MADRID, Spain -- Mexican state oil company Pemex on Wednesday sold most of its holding in Spanish oil giant Repsol (IW 1000/49), ending a quarter-century partnership that had become increasingly tense in recent years.
Repsol analysts welcomed the sale, saying it should help ease boardroom tensions at the company, while the Spanish government said the move would not hurt ties between Spain and Mexico.
The stake sale comes just five days before Mexican President Enrique Pena Nieto is due to make his first official visit to Spain.
Pemex sold 7.9% of Repsol to unspecified private investors for 2.092 billion euros ($2.85 billion) in a placement handled by investment banks Citigroup Global Markets and Deutsche Bank.
The sale, which represents most of Pemex's 9.3% holding in Repsol, follows a period of growing disagreements on issues ranging from management appointments to the handling of investments in Argentina.
It comes as Pemex is raising cash as Mexican lawmakers prepare regulations to open the country's oil industry to foreign investment for the first time since 1938.
Management Discord, Low ROI
Pemex cited disagreements over the management of the company and low returns on its investment as reasons for the move.
"The divestment of the shareholding position in Repsol will allow for a better allocation of financial resources in projects and investments with higher expected returns and which will generate more value for Mexico," it said in a statement.
A source close to the deal said Pemex "wanted to have a level of power in Repsol that did not correspond to its 10% stake" but did not want to launch a takeover bid.
Pemex buys Repsol shares in 2011 in ~ US$27.48 and sells them yesterday for ~ US$26.55. Good investment? pic.twitter.com/ha93qV8J8y— Miguel Ángel Carreón (@CarreonMiguel) June 4, 2014
The Mexican group has been a Repsol shareholder ever since the Spanish group's initial stock market flotation in 1989.
But the relationship has been under pressure since 2011 after Pemex backed a failed bid by Spanish construction group Sacyr to take control of Repsol.
Pemex chief executive Emilio Lozoya also strongly criticised Repsol's handling of a conflict with Argentina, which in 2012 seized and nationalised YPF, a company 51% owned by Repsol.
And recently Repsol appointed a chief executive not supported by Pemex.
"If one can't have the participation one wishes within the management board, the best thing to do is to leave the company," Spain's secretary of state for Latin America, Jesus Manuel Gracia Aldaz, said in an interview with public radio RNE. "I can assure you that this will not pose any problem to bilateral ties. There is an excellent relationship with Mexico, of trust and mutual support and we will see this during the visit by Pena Neto."
Source of Instability
Repsol announced on May 23 that it had pulled out of Argentina, pocketing $6.3 billion in compensation and asset sales after Buenos Aires's takeover of YPF.

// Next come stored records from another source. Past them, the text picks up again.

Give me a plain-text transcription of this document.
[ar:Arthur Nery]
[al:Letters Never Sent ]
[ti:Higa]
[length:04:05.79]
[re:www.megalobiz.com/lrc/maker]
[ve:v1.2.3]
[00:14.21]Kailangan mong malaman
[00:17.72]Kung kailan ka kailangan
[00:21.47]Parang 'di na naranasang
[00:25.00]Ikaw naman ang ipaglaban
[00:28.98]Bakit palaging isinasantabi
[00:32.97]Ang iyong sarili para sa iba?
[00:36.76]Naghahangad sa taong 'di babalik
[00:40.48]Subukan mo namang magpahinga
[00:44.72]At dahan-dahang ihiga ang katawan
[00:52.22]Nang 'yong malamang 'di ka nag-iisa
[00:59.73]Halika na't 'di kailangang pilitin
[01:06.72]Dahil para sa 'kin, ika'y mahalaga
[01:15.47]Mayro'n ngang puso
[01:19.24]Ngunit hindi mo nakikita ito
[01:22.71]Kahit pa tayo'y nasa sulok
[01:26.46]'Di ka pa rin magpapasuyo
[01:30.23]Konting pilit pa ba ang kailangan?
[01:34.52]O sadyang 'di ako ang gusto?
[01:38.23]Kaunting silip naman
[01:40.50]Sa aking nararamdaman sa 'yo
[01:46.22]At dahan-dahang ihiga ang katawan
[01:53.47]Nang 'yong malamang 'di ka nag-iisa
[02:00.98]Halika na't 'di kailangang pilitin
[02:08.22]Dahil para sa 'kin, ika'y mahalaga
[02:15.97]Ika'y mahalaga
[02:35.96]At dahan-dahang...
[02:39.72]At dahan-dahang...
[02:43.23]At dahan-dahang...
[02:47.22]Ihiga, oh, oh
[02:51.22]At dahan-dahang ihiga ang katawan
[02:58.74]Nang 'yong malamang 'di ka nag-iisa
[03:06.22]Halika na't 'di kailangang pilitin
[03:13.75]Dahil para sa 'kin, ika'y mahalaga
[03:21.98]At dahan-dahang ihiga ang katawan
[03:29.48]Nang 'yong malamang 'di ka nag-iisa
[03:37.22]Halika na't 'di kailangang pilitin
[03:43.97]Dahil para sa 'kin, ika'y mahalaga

The news marked the final chapter of a bitter row sparked in April 2012 when Argentina's President Cristina Kirchner ordered the nationalization.
Repsol said it had earned $5 billion from the sale of Argentine government bonds that had been paid by Buenos Aires in compensation.

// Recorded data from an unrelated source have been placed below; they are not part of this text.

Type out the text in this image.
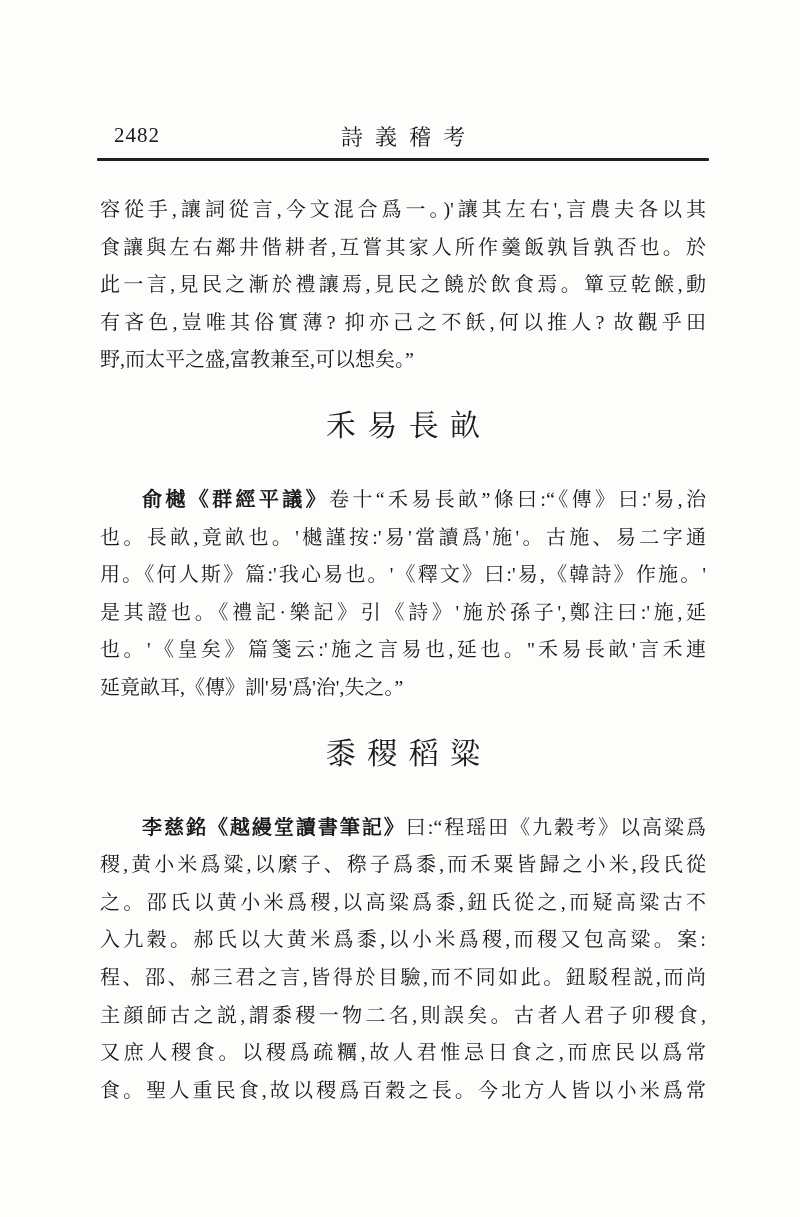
2482	詩義稽考
容從手,讓詞從言,今文混合爲一。)'讓其左右',言農夫各以其
食讓與左右鄰井偕耕者,互嘗其家人所作羹飯孰旨孰否也。於
此一言,見民之漸於禮讓焉,見民之饒於飲食焉。簞豆乾餱,動
有吝色,豈唯其俗實薄? 抑亦己之不飫,何以推人? 故觀乎田
野,而太平之盛,富教兼至,可以想矣。”
禾易長畝
俞樾《群經平議》卷十“禾易長畝”條曰:“《傳》曰:'易,治
也。長畝,竟畝也。'樾謹按:'易'當讀爲'施'。古施、易二字通
用。《何人斯》篇:'我心易也。'《釋文》曰:'易,《韓詩》作施。'
是其證也。《禮記·樂記》引《詩》'施於孫子',鄭注曰:'施,延
也。'《皇矣》篇箋云:'施之言易也,延也。''禾易長畝'言禾連
延竟畝耳,《傳》訓'易'爲'治',失之。”
黍稷稻粱
李慈銘《越縵堂讀書筆記》曰:“程瑶田《九穀考》以高粱爲
稷,黄小米爲粱,以縻子、穄子爲黍,而禾粟皆歸之小米,段氏從
之。邵氏以黄小米爲稷,以高粱爲黍,鈕氏從之,而疑高粱古不
入九穀。郝氏以大黄米爲黍,以小米爲稷,而稷又包高粱。案:
程、邵、郝三君之言,皆得於目驗,而不同如此。鈕駁程説,而尚
主顔師古之説,謂黍稷一物二名,則誤矣。古者人君子卯稷食,
又庶人稷食。以稷爲疏糲,故人君惟忌日食之,而庶民以爲常
食。聖人重民食,故以稷爲百穀之長。今北方人皆以小米爲常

The seizure of the YPF operations forced Repsol to make provisions of 1.28 billion euros in 2013 and sent its profits for that year plunging by 90%.
"I think nobody expected that it would be this easy for Repsol to get compensation from Argentina," said Daniel Pingarron, an analyst at brokerage IG in Madrid.
The Repsol board has been "very divided," and Pemex's departure "could be positive in the medium term," he added.
Shares in Repsol, which were suspended from trading ahead of the announcement of the stake sale, closed down 3.6% at 20.11 euros, just above the price of the placement of 20.10 euros per share.
The stock was the biggest loser in the Ibex-35 index of most traded shares, which closed down 0.2% overall.
"In the medium term we feel that Pemex's exit is favorable since it was a source of instability in Repsol's ownership [that] has been eliminated," equity analyst Sonia Ruiz de Garibay of Beka Finance wrote in a research note.